Le genre de réponse qui donnait envie de fouiller davantage.
Ce samedi-là, Juliette s’était postée au bout de la rue des Tilleuls, derrière l’arrêt de bus. Elle savait que Thomas habitait là. Elle l’avait su sans vraiment le chercher : le regard inquiet de sa mère quand elle demandait s’il était là, la façon dont les fenêtres restaient allumées toute la nuit, sans qu’on voie personne.
Mais ce qui l’intrigua le plus, ce fut la maison voisine.

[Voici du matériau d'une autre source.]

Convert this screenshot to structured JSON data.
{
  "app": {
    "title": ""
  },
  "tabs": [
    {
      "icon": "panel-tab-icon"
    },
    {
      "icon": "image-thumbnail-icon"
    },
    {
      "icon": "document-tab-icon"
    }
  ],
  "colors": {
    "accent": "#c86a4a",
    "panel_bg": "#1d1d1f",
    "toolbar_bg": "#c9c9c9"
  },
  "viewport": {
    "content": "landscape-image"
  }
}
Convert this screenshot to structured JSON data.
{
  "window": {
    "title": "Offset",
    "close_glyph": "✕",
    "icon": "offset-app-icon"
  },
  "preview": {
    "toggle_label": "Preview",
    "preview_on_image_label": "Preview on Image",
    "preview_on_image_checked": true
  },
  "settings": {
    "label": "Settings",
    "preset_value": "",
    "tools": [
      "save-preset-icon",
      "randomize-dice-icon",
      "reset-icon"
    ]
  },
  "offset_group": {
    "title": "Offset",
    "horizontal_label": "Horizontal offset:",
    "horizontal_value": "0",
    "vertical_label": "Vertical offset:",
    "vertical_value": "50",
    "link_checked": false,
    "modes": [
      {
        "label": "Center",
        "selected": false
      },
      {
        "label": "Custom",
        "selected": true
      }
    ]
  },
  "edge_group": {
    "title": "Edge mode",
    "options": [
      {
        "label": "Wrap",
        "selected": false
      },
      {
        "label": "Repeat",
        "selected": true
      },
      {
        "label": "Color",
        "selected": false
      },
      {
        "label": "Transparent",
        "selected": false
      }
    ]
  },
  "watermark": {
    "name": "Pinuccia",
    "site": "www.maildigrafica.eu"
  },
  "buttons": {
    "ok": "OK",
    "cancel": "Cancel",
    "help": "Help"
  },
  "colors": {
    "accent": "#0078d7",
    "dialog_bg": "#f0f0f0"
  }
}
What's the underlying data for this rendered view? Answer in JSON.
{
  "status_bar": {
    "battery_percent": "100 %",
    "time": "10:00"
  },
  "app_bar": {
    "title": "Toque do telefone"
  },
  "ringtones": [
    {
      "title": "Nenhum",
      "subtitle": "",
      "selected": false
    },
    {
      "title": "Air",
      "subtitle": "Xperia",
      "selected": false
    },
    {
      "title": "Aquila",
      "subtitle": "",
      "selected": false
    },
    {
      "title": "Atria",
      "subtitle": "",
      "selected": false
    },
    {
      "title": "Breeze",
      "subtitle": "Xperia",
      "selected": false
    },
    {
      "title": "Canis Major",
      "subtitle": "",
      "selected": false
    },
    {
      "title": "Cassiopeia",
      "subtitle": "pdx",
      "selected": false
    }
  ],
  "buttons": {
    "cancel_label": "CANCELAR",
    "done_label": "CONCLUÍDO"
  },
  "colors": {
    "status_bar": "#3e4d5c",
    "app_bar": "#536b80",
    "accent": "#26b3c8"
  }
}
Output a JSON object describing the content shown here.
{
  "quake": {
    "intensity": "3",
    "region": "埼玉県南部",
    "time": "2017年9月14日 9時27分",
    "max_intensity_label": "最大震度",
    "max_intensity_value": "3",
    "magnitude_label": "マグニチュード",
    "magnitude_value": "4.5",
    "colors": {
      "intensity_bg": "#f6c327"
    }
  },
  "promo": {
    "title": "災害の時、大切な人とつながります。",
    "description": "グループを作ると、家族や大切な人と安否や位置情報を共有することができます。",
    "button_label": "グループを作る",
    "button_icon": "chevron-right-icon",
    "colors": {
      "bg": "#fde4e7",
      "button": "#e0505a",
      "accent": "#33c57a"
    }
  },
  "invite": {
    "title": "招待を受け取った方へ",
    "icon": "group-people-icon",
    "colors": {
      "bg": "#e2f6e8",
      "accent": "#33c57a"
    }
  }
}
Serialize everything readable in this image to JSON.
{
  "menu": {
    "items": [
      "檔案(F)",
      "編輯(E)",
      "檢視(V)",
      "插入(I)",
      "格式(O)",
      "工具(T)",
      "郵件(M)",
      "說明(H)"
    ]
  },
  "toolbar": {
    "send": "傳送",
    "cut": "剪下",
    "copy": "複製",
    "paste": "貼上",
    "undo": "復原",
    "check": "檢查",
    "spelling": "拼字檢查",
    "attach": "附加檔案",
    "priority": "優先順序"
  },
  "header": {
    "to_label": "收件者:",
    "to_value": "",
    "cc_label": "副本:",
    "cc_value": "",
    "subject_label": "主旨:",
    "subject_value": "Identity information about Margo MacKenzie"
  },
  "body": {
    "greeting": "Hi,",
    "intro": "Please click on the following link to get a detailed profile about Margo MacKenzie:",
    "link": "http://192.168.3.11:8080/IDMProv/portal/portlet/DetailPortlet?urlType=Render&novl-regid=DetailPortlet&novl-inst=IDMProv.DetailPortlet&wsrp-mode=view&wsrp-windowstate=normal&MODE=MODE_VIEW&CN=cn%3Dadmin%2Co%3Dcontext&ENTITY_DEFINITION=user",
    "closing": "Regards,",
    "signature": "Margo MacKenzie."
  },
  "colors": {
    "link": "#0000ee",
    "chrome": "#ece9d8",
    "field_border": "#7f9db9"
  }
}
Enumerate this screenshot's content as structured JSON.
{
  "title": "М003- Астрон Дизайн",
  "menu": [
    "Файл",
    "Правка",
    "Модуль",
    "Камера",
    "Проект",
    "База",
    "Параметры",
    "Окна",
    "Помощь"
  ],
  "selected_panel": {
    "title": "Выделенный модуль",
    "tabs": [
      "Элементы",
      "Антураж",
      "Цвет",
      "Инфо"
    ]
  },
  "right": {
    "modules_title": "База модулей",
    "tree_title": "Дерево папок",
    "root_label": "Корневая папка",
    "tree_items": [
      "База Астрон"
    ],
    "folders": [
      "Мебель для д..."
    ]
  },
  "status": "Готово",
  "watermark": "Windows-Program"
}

Une bâtisse discrète, ancienne, très droite, avec une véranda pleine de vitrines. Quelque chose dans ses proportions dérangeait. Comme si elle avait été dessinée pour un monde différent. Les rideaux y bougeaient sans vent. Et le vieux monsieur qui y vivait, elle l’avait entrevu une fois, avait une façon de tourner la tête qui rappelait un oiseau. Trop rapide. Trop précis.
À 17h43, elle vit un mouvement.
Quelqu’un sortait de la maison. Pas Thomas. Un homme. Grand, mince, en costume foncé. Il portait un chapeau ancien, et dans sa main droite, une boîte noire.
Il monta dans une vieille voiture grise, discrète, silencieuse, et s’éloigna.
Juliette attendit encore quelques minutes. Puis elle s’approcha lentement de la maison.
Elle n’avait pas prévu d’entrer.
Elle voulait juste regarder. Comprendre. Peut-être repérer une piste, quelque chose à signaler. Mais plus elle avançait, plus un sentiment glacé montait en elle. Un frisson dans les bras, dans la nuque. L’impression que l’air, ici, était plus dense. Plus… saturé.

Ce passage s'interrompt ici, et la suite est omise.